Matthew Levitt, Director of the Terrorism Studies Program at the Washington Institute for Near East Policy and a former FBI counterterrorism analyst, with a special focus on fundraising and logistical support networks for Middle East terrorist groups.
It already shapes up as a "must-read." I also think that this blog (with Powerline as a precursor) is proof of the mainlining of blogging as the new mass media. Before blogging gained its still-congealing reputation as reliable media for disseminating breaking news and issues essays, the men and woman writing this blog would have been frozen out of offering their collaborative efforts and wisdom. There was no medium all of them could have realistically used together. Perhaps a book, but from idea to publication is pretty much a two-year project, many months too long for timeliness, of course.

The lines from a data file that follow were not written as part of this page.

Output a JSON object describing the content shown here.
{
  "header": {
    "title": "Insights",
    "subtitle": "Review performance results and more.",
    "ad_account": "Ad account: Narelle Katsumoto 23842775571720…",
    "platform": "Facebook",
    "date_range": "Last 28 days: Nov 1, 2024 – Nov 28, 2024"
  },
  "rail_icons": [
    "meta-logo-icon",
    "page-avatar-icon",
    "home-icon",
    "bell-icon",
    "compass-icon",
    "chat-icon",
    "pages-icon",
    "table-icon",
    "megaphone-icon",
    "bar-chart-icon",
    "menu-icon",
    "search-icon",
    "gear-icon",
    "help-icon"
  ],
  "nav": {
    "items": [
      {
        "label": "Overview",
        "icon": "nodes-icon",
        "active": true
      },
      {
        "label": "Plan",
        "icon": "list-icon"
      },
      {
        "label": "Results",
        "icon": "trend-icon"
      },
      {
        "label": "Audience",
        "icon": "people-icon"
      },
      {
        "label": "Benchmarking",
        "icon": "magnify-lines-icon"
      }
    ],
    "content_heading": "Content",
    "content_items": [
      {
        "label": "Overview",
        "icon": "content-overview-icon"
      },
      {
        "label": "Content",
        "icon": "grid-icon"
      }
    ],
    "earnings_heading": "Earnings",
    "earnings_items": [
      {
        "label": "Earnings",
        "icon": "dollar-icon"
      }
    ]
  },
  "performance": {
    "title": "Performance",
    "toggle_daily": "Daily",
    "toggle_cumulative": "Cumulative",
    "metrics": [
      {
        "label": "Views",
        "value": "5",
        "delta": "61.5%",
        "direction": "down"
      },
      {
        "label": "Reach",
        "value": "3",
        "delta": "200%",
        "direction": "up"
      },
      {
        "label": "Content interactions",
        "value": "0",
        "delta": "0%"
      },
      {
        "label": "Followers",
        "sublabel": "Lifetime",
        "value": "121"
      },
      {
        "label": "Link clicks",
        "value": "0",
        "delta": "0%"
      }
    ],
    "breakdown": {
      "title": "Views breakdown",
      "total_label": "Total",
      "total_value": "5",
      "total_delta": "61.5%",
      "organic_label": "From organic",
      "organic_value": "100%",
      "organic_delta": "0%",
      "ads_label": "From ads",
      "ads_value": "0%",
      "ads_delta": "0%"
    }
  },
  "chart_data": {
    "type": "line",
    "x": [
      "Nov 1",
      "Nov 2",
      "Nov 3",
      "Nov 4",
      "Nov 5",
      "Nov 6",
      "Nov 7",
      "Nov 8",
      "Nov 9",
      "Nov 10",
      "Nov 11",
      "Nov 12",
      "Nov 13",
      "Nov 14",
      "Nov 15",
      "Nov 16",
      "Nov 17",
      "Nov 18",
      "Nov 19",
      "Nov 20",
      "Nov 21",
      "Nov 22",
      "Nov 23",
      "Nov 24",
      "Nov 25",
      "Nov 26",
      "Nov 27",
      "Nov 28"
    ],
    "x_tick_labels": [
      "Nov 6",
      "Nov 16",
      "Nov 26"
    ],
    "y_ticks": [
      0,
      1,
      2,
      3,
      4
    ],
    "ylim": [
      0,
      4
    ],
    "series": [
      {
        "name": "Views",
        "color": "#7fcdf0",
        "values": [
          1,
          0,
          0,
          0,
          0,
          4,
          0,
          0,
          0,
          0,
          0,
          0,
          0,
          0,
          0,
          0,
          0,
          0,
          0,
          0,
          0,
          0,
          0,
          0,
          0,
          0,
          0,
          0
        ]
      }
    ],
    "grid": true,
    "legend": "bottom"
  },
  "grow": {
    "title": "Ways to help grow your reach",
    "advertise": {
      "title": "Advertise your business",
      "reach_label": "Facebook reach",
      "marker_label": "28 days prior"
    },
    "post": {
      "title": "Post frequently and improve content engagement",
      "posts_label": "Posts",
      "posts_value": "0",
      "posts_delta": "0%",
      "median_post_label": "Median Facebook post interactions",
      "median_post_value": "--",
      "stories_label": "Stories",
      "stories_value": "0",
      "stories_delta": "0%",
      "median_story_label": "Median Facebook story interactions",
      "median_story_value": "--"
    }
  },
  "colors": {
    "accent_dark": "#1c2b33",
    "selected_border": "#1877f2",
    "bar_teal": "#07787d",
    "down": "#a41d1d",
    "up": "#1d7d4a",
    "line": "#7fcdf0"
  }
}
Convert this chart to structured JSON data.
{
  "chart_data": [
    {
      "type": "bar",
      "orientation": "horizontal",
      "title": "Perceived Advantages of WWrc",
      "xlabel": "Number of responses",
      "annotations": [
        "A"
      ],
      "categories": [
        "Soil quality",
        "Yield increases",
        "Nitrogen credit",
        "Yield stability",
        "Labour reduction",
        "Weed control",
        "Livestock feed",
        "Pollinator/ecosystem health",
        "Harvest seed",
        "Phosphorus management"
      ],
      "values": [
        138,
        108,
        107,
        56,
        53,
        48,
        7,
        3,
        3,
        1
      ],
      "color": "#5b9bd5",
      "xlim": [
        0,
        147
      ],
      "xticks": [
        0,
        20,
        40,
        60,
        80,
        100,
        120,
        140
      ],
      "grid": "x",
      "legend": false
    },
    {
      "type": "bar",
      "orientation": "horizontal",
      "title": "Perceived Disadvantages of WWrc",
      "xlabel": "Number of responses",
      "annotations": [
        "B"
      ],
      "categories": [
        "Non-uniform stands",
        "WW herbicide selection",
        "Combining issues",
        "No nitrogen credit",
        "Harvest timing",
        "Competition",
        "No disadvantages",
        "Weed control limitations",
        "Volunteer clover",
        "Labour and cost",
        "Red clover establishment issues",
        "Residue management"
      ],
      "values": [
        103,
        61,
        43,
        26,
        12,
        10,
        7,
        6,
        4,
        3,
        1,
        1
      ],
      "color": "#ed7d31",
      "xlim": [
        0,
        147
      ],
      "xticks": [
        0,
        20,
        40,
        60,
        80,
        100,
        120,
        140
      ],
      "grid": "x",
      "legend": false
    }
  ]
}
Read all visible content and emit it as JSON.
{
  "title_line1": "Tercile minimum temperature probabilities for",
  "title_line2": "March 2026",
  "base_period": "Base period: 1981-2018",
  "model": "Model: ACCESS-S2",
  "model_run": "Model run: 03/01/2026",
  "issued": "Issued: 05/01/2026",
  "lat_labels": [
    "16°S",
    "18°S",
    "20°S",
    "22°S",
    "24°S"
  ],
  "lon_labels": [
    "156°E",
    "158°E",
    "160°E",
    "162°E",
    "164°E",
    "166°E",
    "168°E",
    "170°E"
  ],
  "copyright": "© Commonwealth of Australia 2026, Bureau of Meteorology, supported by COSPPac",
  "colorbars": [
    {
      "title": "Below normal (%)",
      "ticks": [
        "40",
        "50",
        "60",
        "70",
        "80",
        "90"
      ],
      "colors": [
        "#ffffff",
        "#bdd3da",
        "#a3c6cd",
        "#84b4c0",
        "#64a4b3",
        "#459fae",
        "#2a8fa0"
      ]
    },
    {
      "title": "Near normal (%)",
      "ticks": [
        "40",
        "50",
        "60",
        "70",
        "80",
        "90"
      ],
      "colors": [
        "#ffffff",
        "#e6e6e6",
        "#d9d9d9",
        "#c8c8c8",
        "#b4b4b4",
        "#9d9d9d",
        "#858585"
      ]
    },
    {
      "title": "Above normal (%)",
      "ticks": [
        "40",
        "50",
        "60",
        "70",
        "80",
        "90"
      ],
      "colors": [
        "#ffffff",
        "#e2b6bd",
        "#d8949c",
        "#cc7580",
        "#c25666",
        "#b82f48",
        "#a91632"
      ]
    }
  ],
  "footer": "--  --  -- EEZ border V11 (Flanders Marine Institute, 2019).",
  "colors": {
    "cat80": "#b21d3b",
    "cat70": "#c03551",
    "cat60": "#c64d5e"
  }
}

And that brings up another advantage of blogging technology. Samuel Johnson said that "he who writes for other than money is a fool." Considering the effort and expense and uncertainty of being published conventionally, he was right. Writing for pre-pixel media wasn't attractive except in hope of financial reward.

Yet almost anyone can blog and be published. I know that being published isn't the same as being read (widely read, anyway), but that's true for much article and book writing, too. Yet cream rises to the top in any endeavor. To disseminate your work quickly (heck, immediately) for mass audiences, nothing can touch a blog short of owning a national radio or TV show.

If you have something to say - and CT Blog's writers definitely will - then blog you must. A lot of highly-credentialed, accomplished men and women figured this fact out in the last three years or so. Many of them are listed on my blogroll in the left column. I think that more and more such folks will come to realize this, and the blogosphere will be immeasurably enriched by it.

Already the blogosphere is an expertise repository. It shall become more so at an accelerating pace.